En fait, Œdipe est celui qui ne peut pas savoir parce qu'il vit dans l'ignorance. en effet, Œdipe suit sa logique : il a fui son père et sa mère pour ne pas être le monstre que lui a prédit l'oracle, il ne sait pas que Polybe et Mérope ne sont pas ses parents, dés lors, il ne peut pas comprendre son crime. De même, il ne savait pas que le vieillard qu'il avait tué au carrefour de Delphes et de Daulis était Laïos. Jamais on ne lui avait parlé de ce crime et lorsqu'il s'aperçoit qu'il est le meurtrier de Laïos, il n'accède qu'à une partie de sa vérité : il continue de croire que l'oracle s'est trompé et que Laïos n'a pas été par son fils mais par l'étranger qu'il était : " [...] il faut que je m'exile, et qu'en exil je m'interdise de voir les miens, de mettre les pieds dans ma patrie, sous peine d'être voué à épouser ma mère, à tuer mon père..." Œdipe , c'est celui qui ne sait qui il est : l'enquête policière se transforme en quête d'identité.


Le héros boiteux
Œdipe veut dire "Pieds enflés"
Les mythes antiques mettent en scène des héros et des dieux boiteux. Dionysos, Héphaïstos, Harpocrate boitent. Jason dans sa quête de la Toison d’or, devient boiteux en perdant sa sandale gauche après avoir aidé Héra déguisée à traverser une rivière en crue. Héra, en échange, lui accorda sa protection . Œdipe boite également, et il est fils d’un gaucher et petit-fils d’un boiteux . Héphaïstos (Vulcain pour les Latins) est décrit dans l’Iliade comme un être monstrueux, laid et bancal. Il est forgeron. Il possède la connaissance du Feu intérieur — donc de l’alchimie . Il est devenu boiteux après un corps à corps avec Zeus, son père, qui le précipita hors de l’Olympe, sur la terre. Héphaïstos devint le maître du feu, maître de la Forge. De la matière brute, le fer informe et disgracieux, et à l’aide du feu dont il possède le secret depuis son combat et sa chute, il façonne des armes admirables, des glaives, des sceptres et des boucliers pour les dieux. L’estropié, le difforme, se reconstruit lui-même quotidiennement  dans le monde souterrain où couve le feu sacré.
Héphaïstos, lorsqu’il est sous terre, symbolise le soleil d’hiver dont la plus grande partie de sa course se situe sous la ligne d’horizon. « En symbolique, boiter, c’est être faible, c’est finir ou commencer » .  Le soleil devient faible à partir du solstice d’été jusqu’au solstice d’hiver qui est la nuit la plus longue de l’année. Alors, jeune nouveau-né, le soleil commence sa course ascendante et, de plus en plus fort, il culmine au solstice d’été, dernier jour avant sa lente descente hivernale.

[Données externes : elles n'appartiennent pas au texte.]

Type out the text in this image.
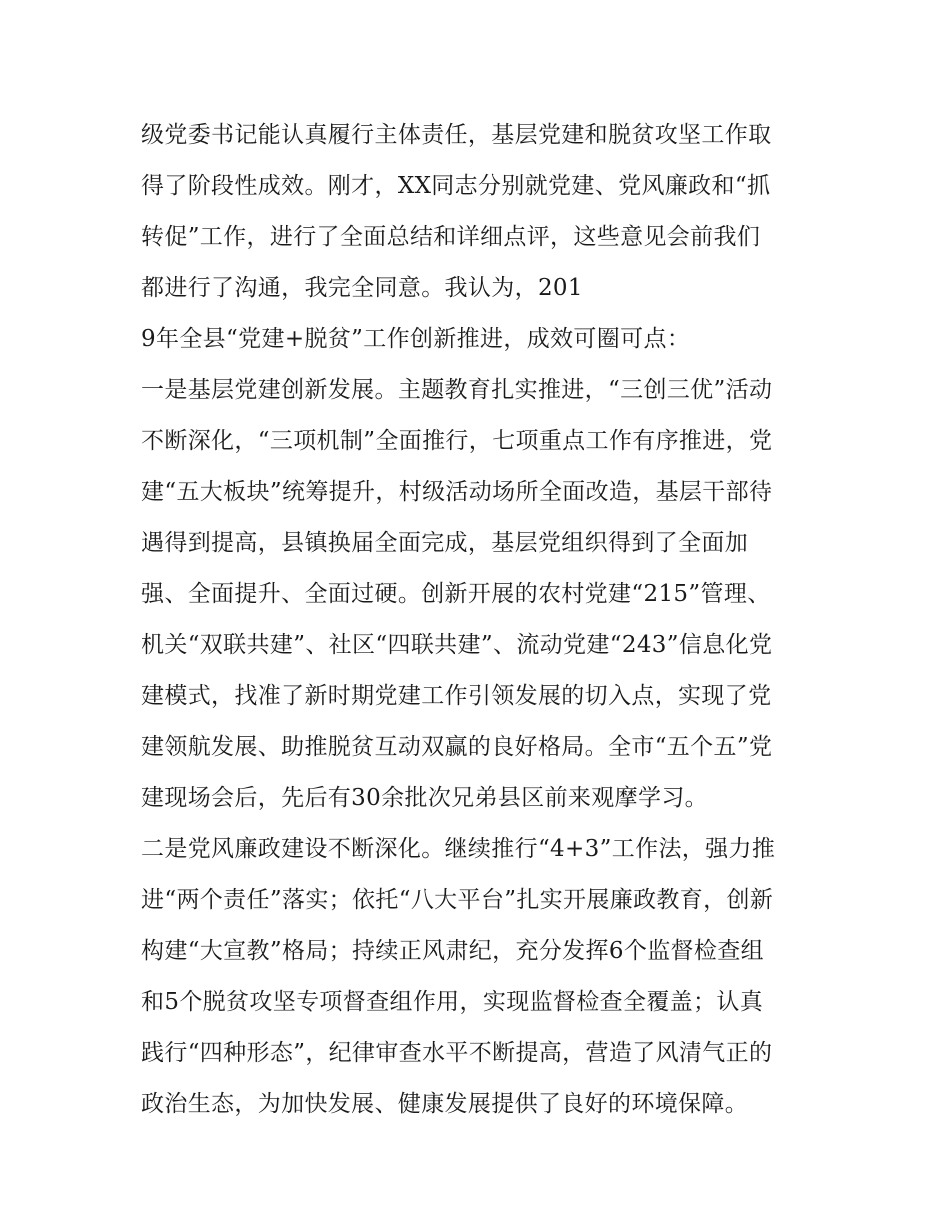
级党委书记能认真履行主体责任，基层党建和脱贫攻坚工作取
得了阶段性成效。刚才，XX同志分别就党建、党风廉政和“抓
转促”工作，进行了全面总结和详细点评，这些意见会前我们
都进行了沟通，我完全同意。我认为，201
9年全县“党建+脱贫”工作创新推进，成效可圈可点：
一是基层党建创新发展。主题教育扎实推进，“三创三优”活动
不断深化，“三项机制”全面推行，七项重点工作有序推进，党
建“五大板块”统筹提升，村级活动场所全面改造，基层干部待
遇得到提高，县镇换届全面完成，基层党组织得到了全面加
强、全面提升、全面过硬。创新开展的农村党建“215”管理、
机关“双联共建”、社区“四联共建”、流动党建“243”信息化党
建模式，找准了新时期党建工作引领发展的切入点，实现了党
建领航发展、助推脱贫互动双赢的良好格局。全市“五个五”党
建现场会后，先后有30余批次兄弟县区前来观摩学习。
二是党风廉政建设不断深化。继续推行“4+3”工作法，强力推
进“两个责任”落实；依托“八大平台”扎实开展廉政教育，创新
构建“大宣教”格局；持续正风肃纪，充分发挥6个监督检查组
和5个脱贫攻坚专项督查组作用，实现监督检查全覆盖；认真
践行“四种形态”，纪律审查水平不断提高，营造了风清气正的
政治生态，为加快发展、健康发展提供了良好的环境保障。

Œdipe sait mais ne peut pas
Les ténèbres externes génèrent une lumière interne.
Il y a une action de se reconnaître à soi-même :
Il ne peut plus regarder l'extérieur, donc il ne peut compter que sur son intérieur.

Sophocle démontre donc que la caractéristique principale de son héros est le droit de opposer une vérité sans pouvoir a un pouvoir sans vérité.